Question

When a molecule of pyruvic acid is subjected to anaerobic oxidation and forms lactic acid, there is
A. Loss of 3 ATP molecules
B. Loss of 6 ATP molecules
C. Gain of 2 ATP molecules
D. Gain of 4 ATP molecules

Answer 1

Anaerobic oxidation of pyruvic acid regenerates NAD+. NAD+ is required as an electron acceptor during the reactions of glycolysis. If the supply of NAD+ is exhausted, glycolysis can not continue.

Complete step by step answer: Cellular respiration is the process during which nutrients such as simple sugar molecules are oxidized and the energy stored in their chemical bonds is used to synthesize the energy currency of the cells. The energy currency of the cells is ATP molecules. Cellular respiration breaks down the glucose molecule step by step to retrieve maximum energy stored in it.
The first phase of cellular respiration splits a molecule of glucose into two molecules of pyruvic acid by a sequence of ten reactions. This phase is called glycolysis.
In the presence of oxygen, the oxidative decarboxylation of pyruvate forms acetyl CoA which then enters into the Krebs’ cycle in the mitochondrial matrix. Krebs’ cycle oxidizes acetyl CoA into CO2 and H2O and the chemical energy is stored in the form of NADH and FADH2 (reducing powers). These reducing powers enter into the electron transport chain to become oxidized.
When the cells are not supplied with sufficient oxygen to facilitate the entry of pyruvate into the aerobic phase of cellular respiration, anaerobic respiration occurs. One mechanism of anaerobic respiration is the reduction of pyruvic acid into lactic acid. Here, NADH serves as a source of electrons.
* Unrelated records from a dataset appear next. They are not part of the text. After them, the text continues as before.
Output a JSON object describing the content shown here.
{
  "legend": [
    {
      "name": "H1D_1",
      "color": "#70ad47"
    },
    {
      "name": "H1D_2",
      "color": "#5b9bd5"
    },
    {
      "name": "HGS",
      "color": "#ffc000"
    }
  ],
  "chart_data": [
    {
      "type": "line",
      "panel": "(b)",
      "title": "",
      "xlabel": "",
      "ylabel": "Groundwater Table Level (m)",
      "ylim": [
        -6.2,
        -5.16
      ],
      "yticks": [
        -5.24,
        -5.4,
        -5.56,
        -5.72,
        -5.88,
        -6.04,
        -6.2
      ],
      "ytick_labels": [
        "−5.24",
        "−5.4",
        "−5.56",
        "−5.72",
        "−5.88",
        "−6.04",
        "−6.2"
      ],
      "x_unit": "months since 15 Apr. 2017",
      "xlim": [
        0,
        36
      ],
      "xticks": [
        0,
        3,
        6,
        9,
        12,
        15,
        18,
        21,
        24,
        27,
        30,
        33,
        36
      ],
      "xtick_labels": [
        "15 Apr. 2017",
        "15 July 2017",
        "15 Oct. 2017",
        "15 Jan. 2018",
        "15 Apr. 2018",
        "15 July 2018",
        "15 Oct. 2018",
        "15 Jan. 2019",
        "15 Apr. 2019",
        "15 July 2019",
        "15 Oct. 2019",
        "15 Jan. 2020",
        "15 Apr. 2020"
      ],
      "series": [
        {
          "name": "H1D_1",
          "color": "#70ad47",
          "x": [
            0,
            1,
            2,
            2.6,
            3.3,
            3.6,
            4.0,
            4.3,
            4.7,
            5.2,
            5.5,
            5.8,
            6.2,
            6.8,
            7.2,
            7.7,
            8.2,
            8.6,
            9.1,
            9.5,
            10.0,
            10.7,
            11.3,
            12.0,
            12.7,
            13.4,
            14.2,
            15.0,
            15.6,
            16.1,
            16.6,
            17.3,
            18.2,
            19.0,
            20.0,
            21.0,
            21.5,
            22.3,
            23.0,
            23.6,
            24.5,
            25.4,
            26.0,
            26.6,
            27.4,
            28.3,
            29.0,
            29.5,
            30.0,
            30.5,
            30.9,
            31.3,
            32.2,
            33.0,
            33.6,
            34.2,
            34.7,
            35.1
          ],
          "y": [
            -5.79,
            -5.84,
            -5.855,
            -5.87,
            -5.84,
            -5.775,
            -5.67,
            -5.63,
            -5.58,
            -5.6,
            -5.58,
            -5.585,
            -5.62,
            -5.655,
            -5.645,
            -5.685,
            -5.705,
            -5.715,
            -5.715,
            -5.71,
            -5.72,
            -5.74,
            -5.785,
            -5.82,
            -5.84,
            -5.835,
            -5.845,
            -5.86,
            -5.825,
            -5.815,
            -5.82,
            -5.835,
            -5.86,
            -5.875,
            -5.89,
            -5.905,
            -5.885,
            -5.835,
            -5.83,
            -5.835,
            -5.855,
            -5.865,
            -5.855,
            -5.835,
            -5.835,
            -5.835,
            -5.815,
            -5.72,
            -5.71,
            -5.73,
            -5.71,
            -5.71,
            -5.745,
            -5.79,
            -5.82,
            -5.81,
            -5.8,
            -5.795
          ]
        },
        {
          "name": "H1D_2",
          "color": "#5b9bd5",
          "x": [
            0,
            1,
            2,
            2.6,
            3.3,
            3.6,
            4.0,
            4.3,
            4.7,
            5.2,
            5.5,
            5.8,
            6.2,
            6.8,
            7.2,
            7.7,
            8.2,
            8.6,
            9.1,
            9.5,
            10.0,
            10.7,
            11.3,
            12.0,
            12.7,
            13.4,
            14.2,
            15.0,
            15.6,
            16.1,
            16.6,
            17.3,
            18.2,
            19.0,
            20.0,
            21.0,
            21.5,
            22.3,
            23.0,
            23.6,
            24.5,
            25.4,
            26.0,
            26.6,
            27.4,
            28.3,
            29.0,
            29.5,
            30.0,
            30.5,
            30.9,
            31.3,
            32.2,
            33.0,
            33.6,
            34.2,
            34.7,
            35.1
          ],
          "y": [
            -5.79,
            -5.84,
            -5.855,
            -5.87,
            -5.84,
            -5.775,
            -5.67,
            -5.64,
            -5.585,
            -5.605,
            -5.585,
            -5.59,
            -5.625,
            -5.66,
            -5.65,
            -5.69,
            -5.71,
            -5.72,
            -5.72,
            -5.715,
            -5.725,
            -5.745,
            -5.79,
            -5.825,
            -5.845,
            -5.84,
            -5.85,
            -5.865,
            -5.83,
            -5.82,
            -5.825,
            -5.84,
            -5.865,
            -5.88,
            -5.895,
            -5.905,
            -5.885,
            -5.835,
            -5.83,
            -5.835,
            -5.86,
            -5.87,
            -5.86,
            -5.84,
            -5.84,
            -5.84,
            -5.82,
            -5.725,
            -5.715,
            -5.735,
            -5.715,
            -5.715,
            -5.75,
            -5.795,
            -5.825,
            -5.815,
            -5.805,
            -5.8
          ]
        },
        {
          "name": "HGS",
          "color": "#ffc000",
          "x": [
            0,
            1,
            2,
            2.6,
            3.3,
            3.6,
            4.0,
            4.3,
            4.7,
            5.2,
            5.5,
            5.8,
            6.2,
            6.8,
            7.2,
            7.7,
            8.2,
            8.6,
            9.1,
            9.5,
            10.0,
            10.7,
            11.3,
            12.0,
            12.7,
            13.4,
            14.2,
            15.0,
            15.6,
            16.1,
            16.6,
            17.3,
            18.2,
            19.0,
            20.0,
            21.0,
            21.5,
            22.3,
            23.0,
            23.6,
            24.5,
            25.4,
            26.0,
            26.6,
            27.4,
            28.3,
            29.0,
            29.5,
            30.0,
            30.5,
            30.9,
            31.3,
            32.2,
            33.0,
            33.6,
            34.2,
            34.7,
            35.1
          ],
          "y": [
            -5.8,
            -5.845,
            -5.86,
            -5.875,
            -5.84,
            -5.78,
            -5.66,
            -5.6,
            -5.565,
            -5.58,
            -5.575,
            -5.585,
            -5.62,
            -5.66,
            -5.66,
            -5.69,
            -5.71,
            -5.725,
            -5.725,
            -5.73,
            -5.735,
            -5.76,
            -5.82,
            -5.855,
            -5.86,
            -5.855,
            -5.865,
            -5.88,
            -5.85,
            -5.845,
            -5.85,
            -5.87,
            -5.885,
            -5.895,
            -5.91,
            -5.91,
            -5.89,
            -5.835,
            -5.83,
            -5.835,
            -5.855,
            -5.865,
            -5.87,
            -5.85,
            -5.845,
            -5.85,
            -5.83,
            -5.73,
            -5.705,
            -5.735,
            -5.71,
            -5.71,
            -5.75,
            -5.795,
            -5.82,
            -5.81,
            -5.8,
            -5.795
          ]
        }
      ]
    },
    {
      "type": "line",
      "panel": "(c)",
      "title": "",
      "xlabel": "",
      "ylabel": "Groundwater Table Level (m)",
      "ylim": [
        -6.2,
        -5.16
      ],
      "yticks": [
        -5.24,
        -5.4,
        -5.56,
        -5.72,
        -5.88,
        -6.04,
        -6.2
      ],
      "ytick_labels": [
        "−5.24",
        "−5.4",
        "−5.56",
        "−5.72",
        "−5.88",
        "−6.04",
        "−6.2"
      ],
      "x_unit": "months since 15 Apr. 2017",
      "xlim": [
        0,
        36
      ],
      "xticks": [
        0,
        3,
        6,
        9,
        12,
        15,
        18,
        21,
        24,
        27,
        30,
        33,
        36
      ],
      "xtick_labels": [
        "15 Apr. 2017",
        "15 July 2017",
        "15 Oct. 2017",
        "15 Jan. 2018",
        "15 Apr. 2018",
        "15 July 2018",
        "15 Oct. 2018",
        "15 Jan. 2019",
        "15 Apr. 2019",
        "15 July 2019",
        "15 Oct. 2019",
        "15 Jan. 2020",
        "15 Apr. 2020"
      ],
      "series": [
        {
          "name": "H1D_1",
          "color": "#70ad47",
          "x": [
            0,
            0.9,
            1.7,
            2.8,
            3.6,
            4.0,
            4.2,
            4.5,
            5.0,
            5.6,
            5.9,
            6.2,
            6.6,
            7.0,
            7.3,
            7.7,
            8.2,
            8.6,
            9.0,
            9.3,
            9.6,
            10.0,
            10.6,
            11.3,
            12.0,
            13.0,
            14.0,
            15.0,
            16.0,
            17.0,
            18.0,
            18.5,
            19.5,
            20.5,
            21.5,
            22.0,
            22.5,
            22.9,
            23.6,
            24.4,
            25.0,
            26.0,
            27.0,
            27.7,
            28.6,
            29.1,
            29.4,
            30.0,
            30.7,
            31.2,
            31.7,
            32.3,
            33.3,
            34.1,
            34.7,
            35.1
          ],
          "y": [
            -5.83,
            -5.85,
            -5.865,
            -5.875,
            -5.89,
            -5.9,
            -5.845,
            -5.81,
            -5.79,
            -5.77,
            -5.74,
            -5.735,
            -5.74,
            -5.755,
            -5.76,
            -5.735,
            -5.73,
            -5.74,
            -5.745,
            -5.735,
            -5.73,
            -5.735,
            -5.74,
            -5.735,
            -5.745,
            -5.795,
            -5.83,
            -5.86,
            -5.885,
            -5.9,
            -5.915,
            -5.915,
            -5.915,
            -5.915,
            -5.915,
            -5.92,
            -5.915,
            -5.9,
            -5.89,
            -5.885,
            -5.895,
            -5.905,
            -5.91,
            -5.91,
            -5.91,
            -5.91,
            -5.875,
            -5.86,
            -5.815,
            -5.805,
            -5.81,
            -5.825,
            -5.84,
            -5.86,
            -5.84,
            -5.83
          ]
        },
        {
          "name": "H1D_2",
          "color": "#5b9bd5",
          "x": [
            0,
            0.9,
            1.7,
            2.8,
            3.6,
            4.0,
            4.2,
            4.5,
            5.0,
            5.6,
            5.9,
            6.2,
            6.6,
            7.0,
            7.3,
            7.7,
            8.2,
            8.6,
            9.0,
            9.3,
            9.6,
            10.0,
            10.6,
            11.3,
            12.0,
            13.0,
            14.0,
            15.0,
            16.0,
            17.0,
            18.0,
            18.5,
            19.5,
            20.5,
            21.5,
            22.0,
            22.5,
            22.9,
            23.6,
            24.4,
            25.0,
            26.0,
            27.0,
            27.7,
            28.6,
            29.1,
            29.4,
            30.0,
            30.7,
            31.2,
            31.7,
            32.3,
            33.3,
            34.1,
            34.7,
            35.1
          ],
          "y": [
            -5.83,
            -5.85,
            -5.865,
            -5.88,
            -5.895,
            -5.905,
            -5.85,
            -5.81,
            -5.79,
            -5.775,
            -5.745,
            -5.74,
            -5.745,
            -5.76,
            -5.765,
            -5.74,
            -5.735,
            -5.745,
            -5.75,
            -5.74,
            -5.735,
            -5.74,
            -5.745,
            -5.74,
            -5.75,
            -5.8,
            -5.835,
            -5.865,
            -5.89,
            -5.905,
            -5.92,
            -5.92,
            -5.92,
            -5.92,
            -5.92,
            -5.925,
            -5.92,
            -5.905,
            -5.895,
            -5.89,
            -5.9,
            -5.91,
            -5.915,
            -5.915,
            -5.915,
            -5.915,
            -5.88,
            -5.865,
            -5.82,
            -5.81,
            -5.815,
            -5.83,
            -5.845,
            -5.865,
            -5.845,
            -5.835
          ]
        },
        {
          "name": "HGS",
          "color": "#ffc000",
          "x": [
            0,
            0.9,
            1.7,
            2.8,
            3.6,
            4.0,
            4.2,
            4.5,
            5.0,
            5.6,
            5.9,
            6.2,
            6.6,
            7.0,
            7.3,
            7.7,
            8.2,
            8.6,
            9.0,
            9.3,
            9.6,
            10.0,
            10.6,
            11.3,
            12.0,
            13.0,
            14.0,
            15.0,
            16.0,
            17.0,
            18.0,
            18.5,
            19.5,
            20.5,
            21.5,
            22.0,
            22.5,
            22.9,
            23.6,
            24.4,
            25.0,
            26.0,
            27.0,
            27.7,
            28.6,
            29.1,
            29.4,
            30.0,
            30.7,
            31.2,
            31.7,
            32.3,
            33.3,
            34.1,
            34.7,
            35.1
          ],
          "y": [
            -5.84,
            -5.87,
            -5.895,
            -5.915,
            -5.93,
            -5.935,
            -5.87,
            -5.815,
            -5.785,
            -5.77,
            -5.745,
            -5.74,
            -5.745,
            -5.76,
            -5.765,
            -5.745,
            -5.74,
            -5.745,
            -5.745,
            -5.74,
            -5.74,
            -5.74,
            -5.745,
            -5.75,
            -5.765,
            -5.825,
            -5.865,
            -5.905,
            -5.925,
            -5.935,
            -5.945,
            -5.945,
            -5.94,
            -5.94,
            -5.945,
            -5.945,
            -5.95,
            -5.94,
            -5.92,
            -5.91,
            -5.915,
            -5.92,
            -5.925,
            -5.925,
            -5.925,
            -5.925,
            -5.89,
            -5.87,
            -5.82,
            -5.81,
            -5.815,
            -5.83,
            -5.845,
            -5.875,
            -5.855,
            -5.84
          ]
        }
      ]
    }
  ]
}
The reduction of each molecule of pyruvic acid consumes one NADH which in turn is oxidized into NAD+.
Since the oxidation of one molecule of NADH by electron transport chain during the aerobic respiration produces around 3 ATP molecules, the formation of lactic acid from pyruvic acid results in the loss of 3 ATP molecules.
So, the correct answer is option A. Loss of 3 ATP molecules.
So, the correct answer is “Option A”.

Note: Glycolysis is an oxygen-independent stage of cellular respiration. It occurs in the cytoplasm. It is common to both aerobic and anaerobic respiration. Oxidation of reducing powers by electron transport chain during aerobic cellular respiration produces the electrochemical gradient across the inner mitochondrial membrane to support the phosphorylation of ADP into ATP.